AGI requires embodiment, not multimodal patchworks

The quest for Artificial General Intelligence demands embodied reasoning, not just massive multimodal Artificial Intelligence models stitched together.

Generative artificial intelligence models, especially large language models and multimodal systems, have sparked speculation that artificial general intelligence (AGI) is close at hand. Despite their impressive benchmarks, these models fundamentally rely on scale and vast data rather than true insight into human-like intelligence. The prevailing belief among some in the field is that piecing together large models across language, vision, and other modalities forms a pathway to AGI, but this article contends such multimodal strategies are destined to fall short of human-level generality. Real intelligence, it argues, must be grounded in embodied, interactive experience—capabilities that current modular, modality-specific approaches ignore.

Definitions of AGI that focus exclusively on generality via symbol manipulation, especially in language, miss vital domains such as sensorimotor reasoning, physical problem-solving, and social coordination. Many essential tasks—from repairing a car to preparing a meal—require an agent to develop and operate from a world model informed by physical interaction, not just language-like data. The article critiques the notion that language models form deep, general models of reality simply from next-token prediction. While tricks like learning sophisticated token-prediction heuristics can yield language outputs that seem world-aware, studies show this apparent knowledge often reflects memorized symbol patterns, not an understanding of the world. Famous results, such as language models´ performance with Othello game moves, do not generalize: real-world reasoning cannot be reduced to symbol manipulation alone. True world models must predict the state of the physical world, not just the sequence of symbols about it.

The article draws on linguistic distinctions between syntax, semantics, and pragmatics, showing that language models can produce syntactically correct language that is semantically or pragmatically absurd by human standards. This exposes how current large models may skirt genuine understanding by substituting brute-force memorization for flexible, reasoned comprehension. Further, the piece revisits ´the bitter lesson´ of artificial intelligence pioneered by Rich Sutton, noting that while scaling up computation has prompted stunning progress, the idea that all inductive biases or architectural assumptions should be discarded is misguided. Advances like convolutional neural networks and transformers resulted from human insight into structure. The multimodal approach to AGI, commonly conceived as stitching together experts on narrow modalities, actually encodes assumptions about how perception and action ought to be separated, missing the fact that human intelligence is a continuous, embodied process where such divisions blur.
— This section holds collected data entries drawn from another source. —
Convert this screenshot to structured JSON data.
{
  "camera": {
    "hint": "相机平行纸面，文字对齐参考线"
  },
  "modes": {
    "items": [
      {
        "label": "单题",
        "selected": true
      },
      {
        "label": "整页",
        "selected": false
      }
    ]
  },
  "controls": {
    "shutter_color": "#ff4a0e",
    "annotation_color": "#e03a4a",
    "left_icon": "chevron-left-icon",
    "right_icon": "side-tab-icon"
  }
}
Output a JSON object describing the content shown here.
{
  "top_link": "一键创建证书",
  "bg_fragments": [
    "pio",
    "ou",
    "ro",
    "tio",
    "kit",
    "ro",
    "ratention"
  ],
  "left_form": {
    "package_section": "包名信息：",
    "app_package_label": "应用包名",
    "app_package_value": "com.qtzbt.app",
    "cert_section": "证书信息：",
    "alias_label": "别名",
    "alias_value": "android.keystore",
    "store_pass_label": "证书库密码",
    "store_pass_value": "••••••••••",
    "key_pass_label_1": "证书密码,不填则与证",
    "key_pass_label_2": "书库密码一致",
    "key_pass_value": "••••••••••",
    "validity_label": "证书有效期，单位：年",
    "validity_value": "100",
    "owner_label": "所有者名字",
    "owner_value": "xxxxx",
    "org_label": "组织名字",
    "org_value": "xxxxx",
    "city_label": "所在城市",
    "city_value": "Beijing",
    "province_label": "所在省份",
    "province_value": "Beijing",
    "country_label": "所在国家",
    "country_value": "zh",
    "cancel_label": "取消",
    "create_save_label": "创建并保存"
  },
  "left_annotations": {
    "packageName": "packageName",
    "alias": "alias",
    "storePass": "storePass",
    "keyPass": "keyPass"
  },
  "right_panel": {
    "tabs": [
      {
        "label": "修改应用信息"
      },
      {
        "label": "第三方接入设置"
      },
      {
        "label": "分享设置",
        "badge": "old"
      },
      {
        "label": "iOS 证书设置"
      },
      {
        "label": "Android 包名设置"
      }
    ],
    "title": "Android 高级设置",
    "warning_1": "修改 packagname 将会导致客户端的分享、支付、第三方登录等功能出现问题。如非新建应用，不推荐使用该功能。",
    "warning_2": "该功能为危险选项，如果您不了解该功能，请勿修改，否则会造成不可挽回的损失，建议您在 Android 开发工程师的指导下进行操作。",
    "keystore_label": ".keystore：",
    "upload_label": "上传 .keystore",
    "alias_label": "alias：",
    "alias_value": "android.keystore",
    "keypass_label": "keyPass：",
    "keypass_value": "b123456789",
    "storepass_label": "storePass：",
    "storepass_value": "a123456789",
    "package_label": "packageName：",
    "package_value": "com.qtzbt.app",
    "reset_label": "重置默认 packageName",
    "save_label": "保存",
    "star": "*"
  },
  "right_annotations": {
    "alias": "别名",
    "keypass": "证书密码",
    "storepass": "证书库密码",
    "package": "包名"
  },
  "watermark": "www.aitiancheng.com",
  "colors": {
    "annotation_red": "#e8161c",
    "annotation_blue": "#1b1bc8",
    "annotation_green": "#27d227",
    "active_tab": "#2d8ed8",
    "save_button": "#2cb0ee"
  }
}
Multimodal models, for instance, force-fit different senses into separate modules, hoping that a shared embedding space can reconcile them. Yet this design often lacks the ability to synthesize concepts flexibly across modalities, as happens naturally with human cognition. The solution, according to the article, would be to let modality-specific processing emerge from interactive experience rather than enforcing it via data or architecture. Such models would process text, images, and actions through unified perception and output systems, losing some efficiency but gaining increased cognitive flexibility and potential for true generalization. The challenge of AGI is less mathematical—universal approximators exist—and more a matter of figuring out the right functional organization for the capabilities required. The article concludes that if the field continues optimizing models for narrow tasks with scale maximalism, true AGI will remain elusive.